Reverse Surprise Index (RSI): Quantifies arrow-of-time perception via denoising loss differences between forward and reversed videos

Causality Cognition Index (CCI): Uses VLM to stratify datasets into causal and non-causal subsets, disentangling causal reasoning from temporal bias

Finding: Perceiving arrow of time does not imply understanding causality

Method Details

- Level 1 (RSI): Computes denoising loss difference between original and temporally reversed videos.
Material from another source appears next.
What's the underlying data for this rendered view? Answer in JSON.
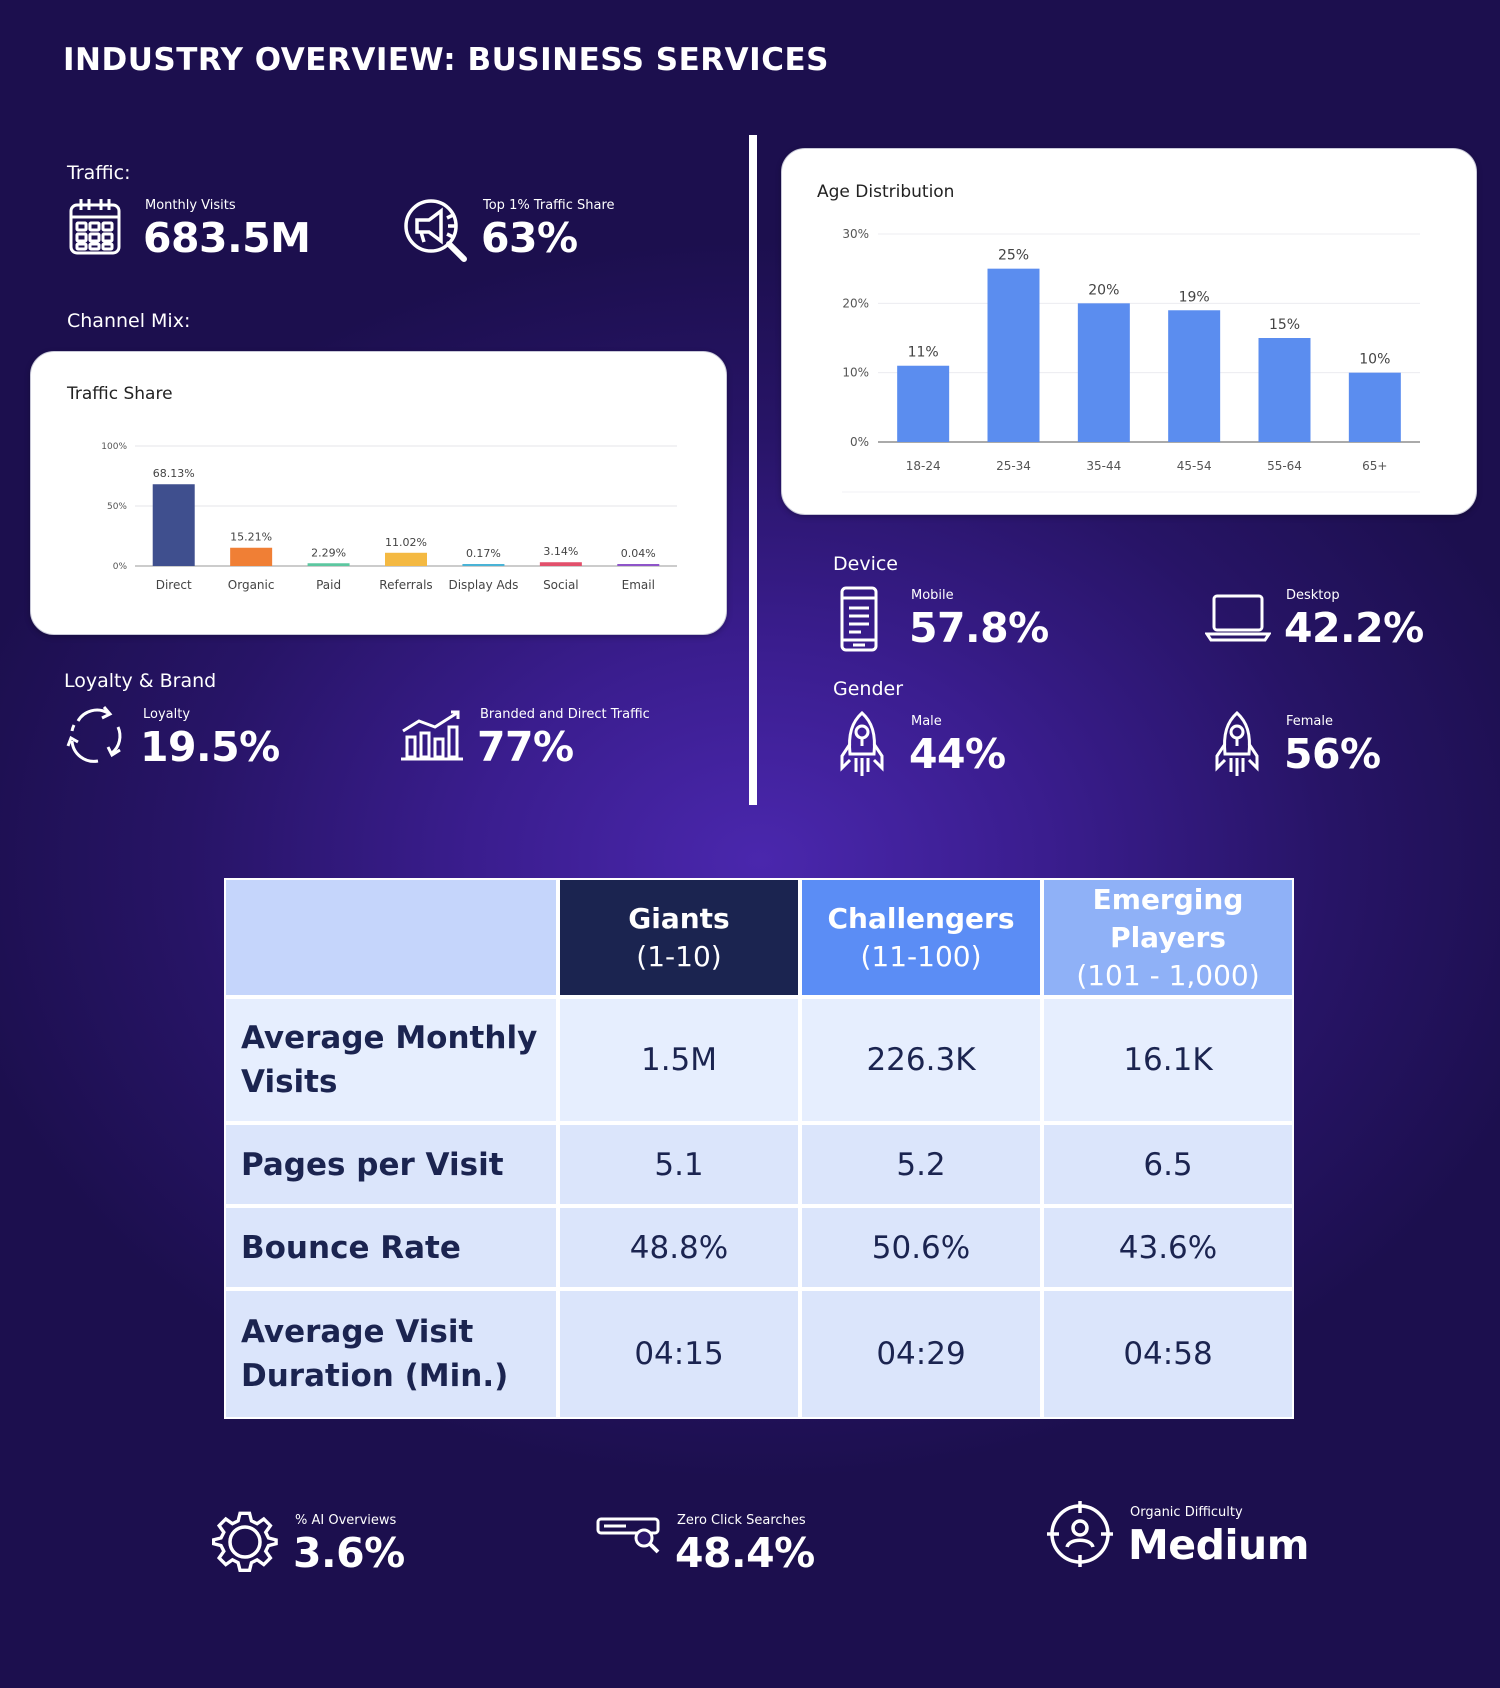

High RSI indicates the model can distinguish forward from reversed time flow.

Level 2 (CCI): Uses a VLM judge to classify video pairs as causal vs. non-causal, then measures how well VDMs assign higher likelihood to causal sequences.

Data: Real-world videos temporally reversed to create zero-cost counterfactual samples, avoiding sim-to-real gap of synthetic benchmarks.

Models evaluated: 13 state-of-the-art VDMs

Key Results

- 35% of correct answers from mid-tier models are backed by physically invalid traces (from related work on VLM auditing)

Perceiving arrow of time does not imply understanding causality

Significant gap persists relative to human-level causal cognition

13 VDMs evaluated including SOTA models

Limitations and Future Work

- CCI relies on VLM judge quality (could have its own biases)

Current benchmark focuses on physical causality; could be extended to other causality types

The gap between VDMs and human causal reasoning remains substantial

Relevance to Patrick's Research

YoCausal directly addresses a fundamental question for world models: whether video generation models that claim to be "world models" truly understand causal structure of the physical world, or just statistical patterns. The finding that even correctly predicting arrow-of-time doesn't imply causal understanding is important for evaluating whether current video generation models deserve the "world model" label. The benchmark design using counterfactual video reversal is methodologically innovative.